Eine wirkliche Festtagsstimmung will in der Automobilindustrie zurzeit nicht aufkommen. Auch Honda bleibt von der Krise nicht unberührt: Zwar sank der Fahrzeugabsatz in Deutschland im November 2008 ,nur" um sieben Prozent, doch in Japan steht man im Zentrum eines Orkans. Dort wird die Zahl der in diesem Jahr verkauften Neuwagen auf das Niveau von 1977 sinken.

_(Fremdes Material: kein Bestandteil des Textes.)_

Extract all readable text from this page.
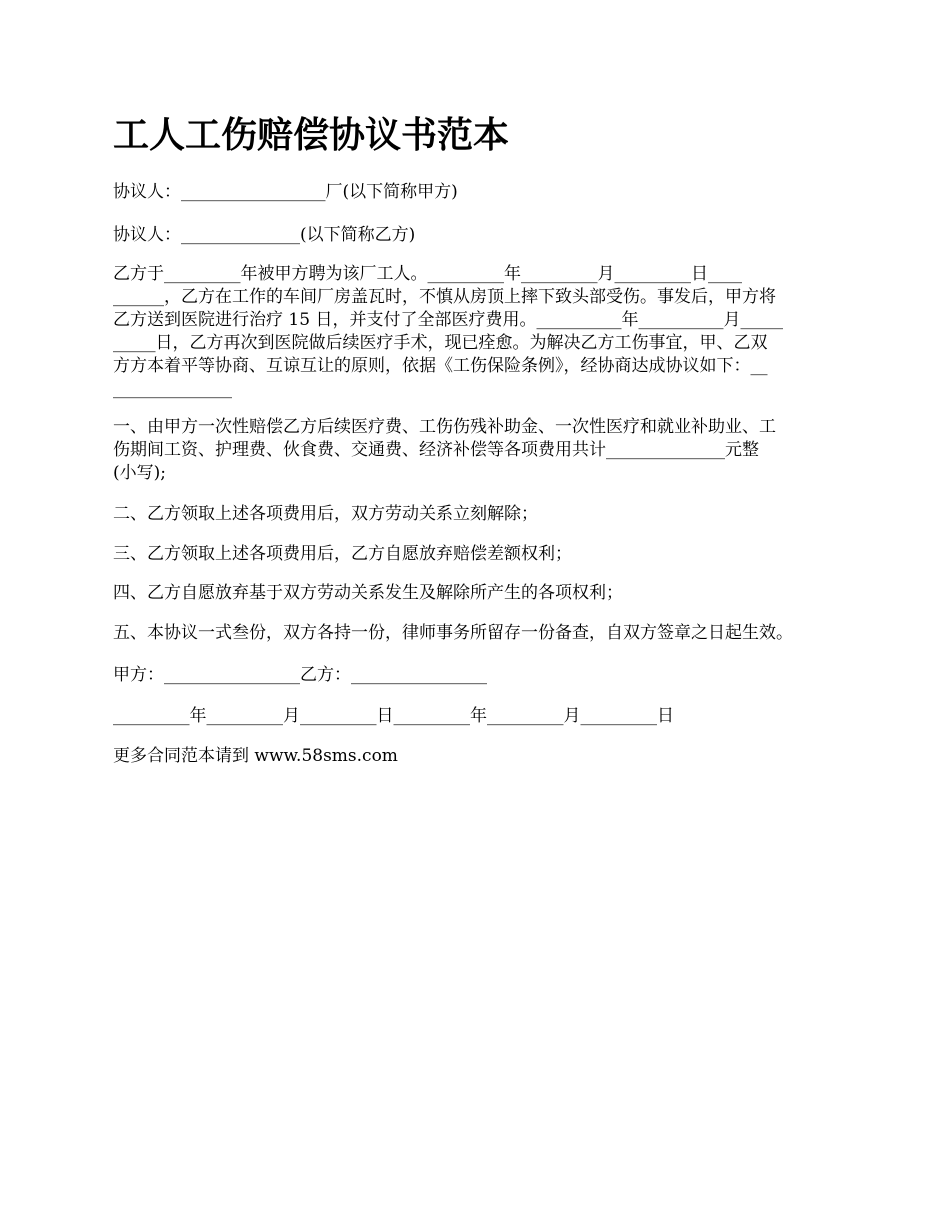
工人工伤赔偿协议书范本

协议人：_________________厂(以下简称甲方)

协议人：______________(以下简称乙方)

乙方于_________年被甲方聘为该厂工人。_________年_________月_________日____

______，乙方在工作的车间厂房盖瓦时，不慎从房顶上摔下致头部受伤。事发后，甲方将

乙方送到医院进行治疗 15 日，并支付了全部医疗费用。__________年__________月_____

_____日，乙方再次到医院做后续医疗手术，现已痊愈。为解决乙方工伤事宜，甲、乙双

方方本着平等协商、互谅互让的原则，依据《工伤保险条例》，经协商达成协议如下：__

______________

一、由甲方一次性赔偿乙方后续医疗费、工伤伤残补助金、一次性医疗和就业补助业、工

伤期间工资、护理费、伙食费、交通费、经济补偿等各项费用共计______________元整

(小写);

二、乙方领取上述各项费用后，双方劳动关系立刻解除；

三、乙方领取上述各项费用后，乙方自愿放弃赔偿差额权利；

四、乙方自愿放弃基于双方劳动关系发生及解除所产生的各项权利；

五、本协议一式叁份，双方各持一份，律师事务所留存一份备查，自双方签章之日起生效。

甲方：________________乙方：________________

_________年_________月_________日_________年_________月_________日

更多合同范本请到 www.58sms.com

Umwelttechnik statt Sportwagen
Daher verwundert es auch nicht, dass Honda bekannt gab, die Gewinnprognose um 69 Prozent auf umgerechnet 1,6 Milliarden Euro senken zu müssen. Gleichzeitig gab Honda-Präsident Takeo Fukui bekannt, den Schwerpunkt auf die Entwicklung effizienter und sparsamer Fahrzeuge zu legen. Eine Folge ist die Einstellung der Entwicklung eines NSX-Nachfolgers mit V10-Motor. Nach Auskunft von Honda Deutschland handelt es sich allerdings um ein Aussetzen der Arbeit. Da das Fahrzeug fast fertig ist, sei nicht auszuschließen, dass man es später auf den Markt bringen werde. Ein weiterer Punkt ist der sofortige Ausstieg aus der Formel 1. Im Gegenzug sollen innerhalb der nächsten drei Jahre viele neue Modelle mit Hybrid- oder Elektrotechnik auf den Markt kommen.

Hybrid fürs Volk
Den Anfang macht der Honda Insight, der Anfang Januar 2009 vorgestellt wird und ab April 2009 in Deutschland zu haben ist. Zu den Preisen schweigt sich Honda noch aus, diese sollen aber unterhalb derer des Civic Hybrid liegen. Die Hybridpalette ergänzen Ende 2010 die Serienversion des CR-Z Concept und ab 2011 eine Hybridversion des Jazz. Außerdem soll in den nächsten zwei Jahren ein Elektro-Motorrad auf den Markt kommen. Gleichzeitig entwickeln die Japaner kleine Dieselmotoren speziell für den boomenden Kleinwagenbereich.

Joint-Venture im Batteriebereich
Angedacht sind auch Adaptionen der Hybridtechnologie für den Mittel- und Oberklassebereich. Die Elektromotoren-Produktion für Hybridfahrzeuge soll auf 250.000 Antriebe pro Jahr ausgebaut werden. Hinsichtlich der Entwicklung und Produktion moderner Lithium-Ionen-Akkus hat Honda mit dem japanischen Hersteller GS Yuasa ein Abkommen unterzeichnet. Es sieht die Gründung eines gemeinsamen Joint-Venture-Unternehmens bis zum Frühling 2009 vor. An der noch namenlosen Firma hält Honda 49 Prozent der Anteile, die restlichen 51 Prozent sind im Besitz von GS Yuasa. In der nahe Tokio geplanten Fabrik sollen Akkus produziert werden, die auf der von GS Yuasa entwickelten Lithium-Ionen-Batterie des Typs EH6 basieren.